The planned upgrades to the Nahanni Range Road were first announced in 2017, as part of the Yukon Resource Gateway Project — a $360-million project funded by the federal and Yukon governments.
The new agreement means the Liard First Nation is on board with the first phase of the Nahanni Range Road project, and will see direct benefits. The first phase will see $17-million worth of work done on the road, including the replacement of a couple of bridges.
"The road goes through the heart of Kaska territory. A lot of our citizens exercise their traditional resource harvesting rights there," said George Morgan, chief of the Liard First Nation.
"Just from an engagement perspective, from a process perspective, I think this was a bit of a benchmark for the Yukon government," he said, referring to the agreement.
The deal means First Nation members will be trained and hired to do things like vegetation clearing, wildlife monitoring, and other work. A joint committee will also be established to look for ways to minimize the negative impacts of the project.
"We pushed hard to have a committee set up that will be funded," Morgan said.

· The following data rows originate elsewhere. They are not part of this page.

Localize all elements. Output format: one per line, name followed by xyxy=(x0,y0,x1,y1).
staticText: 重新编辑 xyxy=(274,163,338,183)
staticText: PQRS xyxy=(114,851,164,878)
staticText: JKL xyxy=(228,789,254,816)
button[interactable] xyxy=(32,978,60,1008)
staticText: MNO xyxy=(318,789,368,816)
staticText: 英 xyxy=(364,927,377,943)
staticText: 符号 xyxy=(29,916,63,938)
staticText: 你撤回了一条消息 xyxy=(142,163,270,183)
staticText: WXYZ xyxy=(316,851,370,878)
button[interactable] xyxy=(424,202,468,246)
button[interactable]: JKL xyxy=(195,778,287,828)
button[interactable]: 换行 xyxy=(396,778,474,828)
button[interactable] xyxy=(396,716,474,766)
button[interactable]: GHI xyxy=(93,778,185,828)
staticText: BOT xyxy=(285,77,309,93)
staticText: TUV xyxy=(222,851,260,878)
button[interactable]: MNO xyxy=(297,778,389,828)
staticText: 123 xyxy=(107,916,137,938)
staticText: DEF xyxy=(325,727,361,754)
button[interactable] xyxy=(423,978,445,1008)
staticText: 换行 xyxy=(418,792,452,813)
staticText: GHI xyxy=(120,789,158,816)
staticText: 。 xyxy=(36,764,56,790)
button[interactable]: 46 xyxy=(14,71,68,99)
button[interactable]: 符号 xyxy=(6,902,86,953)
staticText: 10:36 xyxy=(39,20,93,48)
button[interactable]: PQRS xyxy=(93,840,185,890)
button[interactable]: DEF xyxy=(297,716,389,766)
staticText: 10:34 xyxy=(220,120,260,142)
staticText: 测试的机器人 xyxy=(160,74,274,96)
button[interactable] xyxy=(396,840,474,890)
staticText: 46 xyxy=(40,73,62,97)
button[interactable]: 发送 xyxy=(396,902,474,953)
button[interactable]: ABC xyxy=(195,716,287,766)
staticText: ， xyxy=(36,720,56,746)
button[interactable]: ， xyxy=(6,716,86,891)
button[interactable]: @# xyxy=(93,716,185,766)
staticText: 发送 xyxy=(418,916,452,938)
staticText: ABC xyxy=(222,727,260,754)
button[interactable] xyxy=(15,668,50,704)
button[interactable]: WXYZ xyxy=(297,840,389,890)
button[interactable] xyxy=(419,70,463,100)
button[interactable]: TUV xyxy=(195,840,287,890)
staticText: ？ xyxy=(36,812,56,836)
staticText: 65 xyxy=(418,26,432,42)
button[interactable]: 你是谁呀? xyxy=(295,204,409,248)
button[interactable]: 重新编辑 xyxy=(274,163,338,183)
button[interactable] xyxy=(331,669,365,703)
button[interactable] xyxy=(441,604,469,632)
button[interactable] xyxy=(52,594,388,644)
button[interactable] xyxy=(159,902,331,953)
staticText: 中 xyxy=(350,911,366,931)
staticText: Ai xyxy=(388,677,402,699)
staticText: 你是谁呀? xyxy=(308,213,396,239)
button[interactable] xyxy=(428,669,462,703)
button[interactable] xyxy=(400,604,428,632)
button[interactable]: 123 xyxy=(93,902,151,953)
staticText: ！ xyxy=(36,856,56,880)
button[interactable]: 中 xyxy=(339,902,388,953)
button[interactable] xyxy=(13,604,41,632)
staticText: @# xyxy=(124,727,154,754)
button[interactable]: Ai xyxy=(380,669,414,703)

"We'll look at the impacts beginning in phase one, and all the way through ... we need to make sure that the environmental and the and the socioeconomic impacts are considered."
Ranj Pillai, Yukon's mines minister, says the project will benefit all Yukoners by improving access to "world-class" mineral deposits.
"From what's been explored, there's been some very significant deposits that have been found — from gold, to zinc, and so on," Pillai said.
The existing road connects the Robert Campbell Highway, north of Watson Lake, to the Yukon/N.W.T. border. Two mining companies currently use the road for projects in the area — Golden Predator Mining, and Selwyn Chihong.
Pillai says it's important that First Nations are consulted and included from the beginning of the upgrade work.
"There is a lot of things that have to be figured out before you start building a very significant road. So that's the work that had to be done," he said.
"In this particular case, we feel we're building a foundation that gets us the proper pathway, where everybody is respected ... It's a big balancing act for all of us, for the leadership at [Liard First Nation], as well as our government."
Work could begin in a few months.
"We are hoping that maybe we can get going on some work next summer, and put some people to work," said Morgan.